Komunitas Orang Rimba berperan penting menyelamatkan biodiversitas di ekosistem Bukit Duabelas. Namun, agar mereka dapat menjalankan perannya secara maksimal, Orang Rimba memerlukan ruang hidup dan ruang kelola. (Bambang Irawan)
Penyelamatan keragaman tumbuhan pangan dan obat-obatan diupayakan Balai TNBD dengan membangun demplot penangkaran. Sejauh ini tumbuh 190-an rumpun tanaman pada 35 spesies. Tumbuhan yang di demplot dapat dimanfaatkan langsung oleh komunitas itu.
Baca Juga: Orang Rimba di Tengah kepungan Tambang Batubara

Petugas Balai Taman Nasional Bukit Duabelas mengecek kondisi demplot tumbuhan obat-obatan yang sering dimanfaatkan komunitas Orang Rimba, di TNBD, Kabupaten Sarolangun, Jambi, Minggu (3/7/2022). Pelestarian hutan perlu diperkuat sebagai ruang bagi komunitas pedalaman itu.
Kepala Balai TNBD, Haidir, mengatakan, pihaknya telah menguji farmakologi pada 58 spesies tumbuhan setempat. Hasilnya memiliki beragam jenis manfaat. Namun, umumnya dominan mengandung lima senyawa kimia, yakni alkaloid, saponin, flavonoid, tanin, dan polifenol, yang bermanfaat baik bagi kesehatan. Bisa pula dikembangkan sebagai produk farmasi, kosmetik, maupun industri pangan.
Riset kandungan farmakologi menjadi jalan pembuka bagi lahirnya riset lanjutan dan pengembangan. Untuk mengetahui bioprospeksi tumbuhan itu, pihaknya berkolaborasi dengan akademisi dan badan pengawas obat dan makanan.
Namun, diakuinya, tak mudah lagi mengumpulkan biodiversitas di Bukit Duabelas. Sebab, beberapa jenis tanaman sudah makin sulit ditemukan.
Dekan Fakultas Kehutanan Universitas Jambi Bambang Irawan mengatakan komunitas Orang Rimba berperan penting menyelamatkan biodiversitas di ekosistem Bukit Duabelas. Namun, agar mereka dapat menjalankan perannya secara maksimal, Orang Rimba memerlukan ruang hidup dan ruang kelola.
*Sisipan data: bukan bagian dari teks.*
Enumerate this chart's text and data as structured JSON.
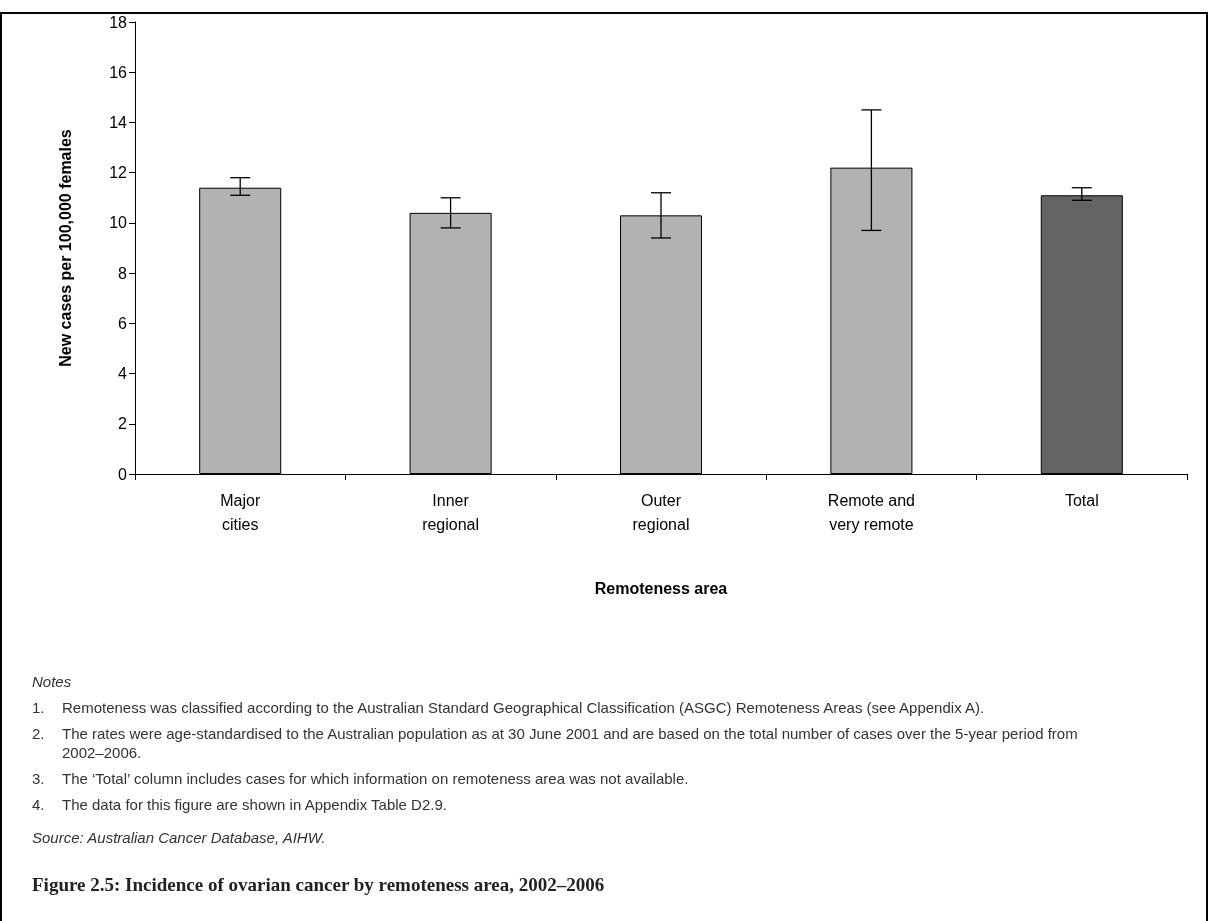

Catatan Kompas, ekosistem Bukit Duabelas menyusut dari 130.000 hektar menjadi 58.000 hektar dalam rentang tiga dekade. Penyusutan itu akibat alih fungsi hutan menjadi monokultur dan pembangunan lainnya.
Menurut Bambang, pemerintah berkewajiban mengakomodasikannya lewat kebijakan. Memberi ruang bagi kelompok yang kini hidup tergusur di luar kawasan TN Bukit Duabelas.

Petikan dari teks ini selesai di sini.